I never sang much after I got out of college. I left the fundamentalists years and years gone by and became a Presbyterian in a big church with a paid choir whose members would die of embarrassment if you suggested they sing something as awful as “Power in the Blood” or “Whispering Hope.” Sure, a lot of the hymns we sang were composed by people like Handel, Bach, Haydn, Beethoven, Mendelssohn, and Weber: “We would see Jesus, for the shadows lengthen/Across the little landscape of our life,” “My Jesus, as Thou wilt, tho’ seen through many a tear,/Let not my star of hope grow dim, or disappear.” But subtle and lovely as those are, the ones I remember with greatest fondness are the passionate old blood-boilers, the ones that had to do more with tears and toil than balm and bliss. And what will be remembered of the high-flying anthems and hundred-voice-choir pieces of today? Anything?

Once, a dozen years ago, a bunch of us even made an LP of some old gospel swingers. “Will the Circle Be Unbroken,” “The Great Speckled Bird,” and “Farther Along” got a fair amount of air time on a New York gospel station. We used some great female voices, white and black. Had professional backup: steel, drums, amped lead and bass, acoustic rhythm, Autoharp, and an absolutely wonderful Baptist Sunday school piano. And I did a couple of bars on harmonica. But it wasn’t the same. We were too good.
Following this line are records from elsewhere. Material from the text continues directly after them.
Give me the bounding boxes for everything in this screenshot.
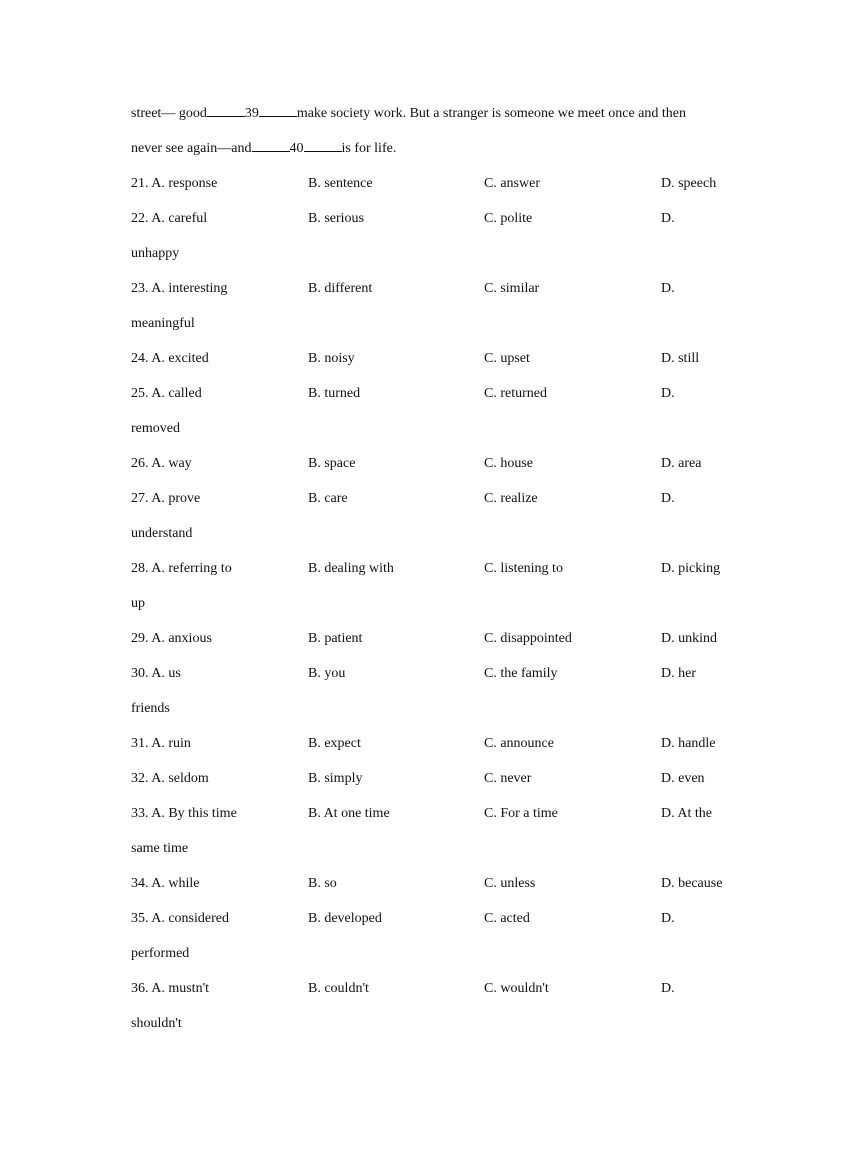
option-a: 24. A. excited (131, 351, 209, 366)
option-a: 35. A. considered (131, 911, 229, 926)
option-b: B. At one time (308, 806, 390, 821)
question-row (0, 384, 861, 404)
option-d: D. (661, 491, 675, 506)
option-c: C. disappointed (484, 631, 572, 646)
option-c: C. house (484, 456, 533, 471)
option-c: C. never (484, 771, 532, 786)
option-a: 28. A. referring to (131, 561, 232, 576)
option-d-continuation: friends (131, 701, 170, 716)
option-b: B. turned (308, 386, 361, 401)
option-b: B. you (308, 666, 346, 681)
option-b: B. sentence (308, 176, 373, 191)
question-row (0, 769, 861, 789)
question-row (0, 629, 861, 649)
question-row (0, 664, 861, 684)
option-c: C. upset (484, 351, 530, 366)
option-b: B. expect (308, 736, 361, 751)
option-a: 22. A. careful (131, 211, 208, 226)
option-b: B. serious (308, 211, 364, 226)
blank-underline (252, 151, 290, 152)
option-c: C. listening to (484, 561, 563, 576)
option-b: B. care (308, 491, 348, 506)
blank-underline (259, 116, 297, 117)
option-a: 29. A. anxious (131, 631, 212, 646)
question-row (0, 874, 861, 894)
option-d-continuation: understand (131, 526, 193, 541)
option-c: C. unless (484, 876, 536, 891)
question-row (0, 734, 861, 754)
option-d-continuation: unhappy (131, 246, 180, 261)
option-b: B. simply (308, 771, 363, 786)
option-c: C. acted (484, 911, 530, 926)
option-d-continuation: shouldn't (131, 1016, 182, 1031)
option-a: 33. A. By this time (131, 806, 237, 821)
option-c: C. similar (484, 281, 540, 296)
question-row (0, 279, 861, 299)
option-d: D. (661, 911, 675, 926)
question-row (0, 559, 861, 579)
option-c: C. For a time (484, 806, 558, 821)
option-d-continuation: performed (131, 946, 190, 961)
option-b: B. noisy (308, 351, 355, 366)
option-a: 27. A. prove (131, 491, 201, 506)
option-a: 30. A. us (131, 666, 181, 681)
blank-underline (207, 116, 245, 117)
option-c: C. answer (484, 176, 540, 191)
blank-underline (304, 151, 342, 152)
option-b: B. so (308, 876, 337, 891)
passage-line-1 (131, 104, 686, 124)
option-a: 34. A. while (131, 876, 200, 891)
option-a: 23. A. interesting (131, 281, 228, 296)
option-b: B. couldn't (308, 981, 369, 996)
passage-text: street— good (131, 106, 207, 121)
option-d-continuation: up (131, 596, 145, 611)
option-a: 32. A. seldom (131, 771, 209, 786)
option-d: D. picking (661, 561, 721, 576)
option-a: 21. A. response (131, 176, 218, 191)
option-c: C. wouldn't (484, 981, 549, 996)
option-d: D. (661, 981, 675, 996)
option-d: D. speech (661, 176, 717, 191)
passage-line-2 (131, 139, 396, 159)
option-d: D. (661, 281, 675, 296)
option-d: D. even (661, 771, 705, 786)
option-a: 25. A. called (131, 386, 202, 401)
option-c: C. returned (484, 386, 547, 401)
question-row (0, 909, 861, 929)
passage-text: never see again—and (131, 141, 252, 156)
passage-text: is for life. (341, 141, 397, 156)
option-a: 36. A. mustn't (131, 981, 209, 996)
option-c: C. realize (484, 491, 538, 506)
question-row (0, 804, 861, 824)
option-c: C. announce (484, 736, 554, 751)
option-b: B. space (308, 456, 356, 471)
passage-text: make society work. But a stranger is someone we meet once and then (296, 106, 686, 121)
option-b: B. developed (308, 911, 382, 926)
option-d: D. because (661, 876, 723, 891)
question-row (0, 489, 861, 509)
option-c: C. polite (484, 211, 533, 226)
option-d: D. (661, 386, 675, 401)
option-d: D. her (661, 666, 696, 681)
question-row (0, 349, 861, 369)
option-d: D. (661, 211, 675, 226)
option-b: B. different (308, 281, 373, 296)
question-row (0, 209, 861, 229)
question-row (0, 979, 861, 999)
option-d-continuation: meaningful (131, 316, 195, 331)
blank-number-39: 39 (244, 106, 259, 121)
question-row (0, 454, 861, 474)
blank-number-40: 40 (289, 141, 304, 156)
option-d: D. still (661, 351, 700, 366)
option-d-continuation: removed (131, 421, 180, 436)
option-c: C. the family (484, 666, 558, 681)
option-d: D. area (661, 456, 702, 471)
question-row (0, 174, 861, 194)
option-b: B. dealing with (308, 561, 394, 576)
option-d: D. At the (661, 806, 712, 821)
option-d: D. handle (661, 736, 716, 751)
option-a: 26. A. way (131, 456, 192, 471)
option-b: B. patient (308, 631, 363, 646)
option-d: D. unkind (661, 631, 717, 646)
option-a: 31. A. ruin (131, 736, 191, 751)
option-d-continuation: same time (131, 841, 189, 856)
Mead’s Quartet didn’t need all that support system. When we wanted to bring ‘em to their knees, we did “The Old Rugged Cross.” We sang the first verse in close harmony, with just a little piano (“On a hill far away stood an old rugged cross”). The crowd got quiet. On the second verse Jimmy did a solo over our humming (“Oh, that old rugged cross so despised by the world,/Has a wondrous attraction for me”), and the last verse we did a cappella, phrasing it tightly, bring the piano back in for the chorus. I tell you, not a dry eye in the house. It never failed.

Do they still sing “The Old Rugged Cross”?